Again, the startling irony is that these same people fancy themselves champions of tolerance, diversity, and "equal rights." That has never been accurate, and they are proving it now with special uncompromising rigidity. They are pursuing what they've always pursued: selective tolerance, selective diversity, and selective equal rights. Religious rights are not among their select.

Wednesday, April 02, 2014

Jay Nordlinger has an excellent piece describing audience noises during musical performances. Everything Mr. Nordlinger writes, on any subject, is interesting and this is no exception:

Audience noises-audience nuisances-are many and varied. There are cellphones, of course. But worse than the ringing of a cellphone is the clucking and scolding that follows it. The guy feels bad enough already, probably. But other audience members have to pile on, and add to the disruption.

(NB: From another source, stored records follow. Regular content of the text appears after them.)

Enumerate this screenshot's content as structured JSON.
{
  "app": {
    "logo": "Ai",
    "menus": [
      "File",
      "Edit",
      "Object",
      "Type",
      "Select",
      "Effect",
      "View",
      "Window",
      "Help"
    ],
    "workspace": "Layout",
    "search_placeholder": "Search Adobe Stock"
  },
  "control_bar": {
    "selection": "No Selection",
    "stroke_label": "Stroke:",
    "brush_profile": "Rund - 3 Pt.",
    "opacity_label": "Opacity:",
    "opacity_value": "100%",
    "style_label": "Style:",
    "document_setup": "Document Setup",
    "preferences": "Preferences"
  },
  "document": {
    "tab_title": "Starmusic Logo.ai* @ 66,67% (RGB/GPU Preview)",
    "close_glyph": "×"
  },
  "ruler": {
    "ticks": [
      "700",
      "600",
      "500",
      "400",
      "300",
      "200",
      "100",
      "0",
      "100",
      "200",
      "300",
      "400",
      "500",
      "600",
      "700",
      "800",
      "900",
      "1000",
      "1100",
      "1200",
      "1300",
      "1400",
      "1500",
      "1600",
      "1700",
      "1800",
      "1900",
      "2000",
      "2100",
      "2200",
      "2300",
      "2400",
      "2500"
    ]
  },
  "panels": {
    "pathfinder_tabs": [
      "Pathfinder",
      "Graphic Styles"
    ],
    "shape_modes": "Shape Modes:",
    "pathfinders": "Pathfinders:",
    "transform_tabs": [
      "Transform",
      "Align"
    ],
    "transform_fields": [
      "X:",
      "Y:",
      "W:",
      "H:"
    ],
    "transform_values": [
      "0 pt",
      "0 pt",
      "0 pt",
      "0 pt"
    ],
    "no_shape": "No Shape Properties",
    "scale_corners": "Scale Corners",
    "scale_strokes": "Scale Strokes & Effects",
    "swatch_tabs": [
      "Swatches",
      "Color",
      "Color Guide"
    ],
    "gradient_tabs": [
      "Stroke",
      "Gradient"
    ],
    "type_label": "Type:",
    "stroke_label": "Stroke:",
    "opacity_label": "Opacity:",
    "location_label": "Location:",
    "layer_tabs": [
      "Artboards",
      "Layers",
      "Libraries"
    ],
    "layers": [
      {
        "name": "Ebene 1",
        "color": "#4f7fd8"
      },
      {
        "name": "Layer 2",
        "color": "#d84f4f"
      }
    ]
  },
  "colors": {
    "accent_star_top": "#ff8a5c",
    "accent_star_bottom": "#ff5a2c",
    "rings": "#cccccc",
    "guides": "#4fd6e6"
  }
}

Thoughtful leftist Kirstin Powers has an excellent essay on how modern feminism is not only beclowning itself, it's out of touch with reality.

This is what feminism has come to: fighting for the right to wear yoga pants and leggings to middle school. This pressing civil rights issue made headlines when girls in Evanston, Ill., protested rules that they said banned the bum-hugging clothing for creating classroom distractions.

A feminist flash mob attacked Haven Middle School for shaming girls and promoting rape culture. Eliana Dockterman wrote in Time that the school's argument "is not that distant from the arguments made by those who accuse rape victims of asking to be assaulted by dressing a certain way."

Actually, it's a universe away.

Michelle Malkin points out that leftists are just fine with hateful racism, especially from fellow leftists. The trick, it appears, is to pretend you're a conservative while spewing any hateful filth that pops into your head. That way you're not really a racist, you're just making fun of conservatives.

It's not the outrage that's manufactured, but Colbert's sanctimonious myth of left-wing purity and his phony indictment of conservatives as the predominant forces of intolerance in America.

Jim Geraghty on The Progressive Aristocracy:

The evidence before us suggests progressives' ideal society would be one where they enjoy great power to regulate the lives of others and impose restrictions and limitations they themselves would never accept in their own lives. Very few people object to an aristocracy with special rights and privileges as long as they're in it.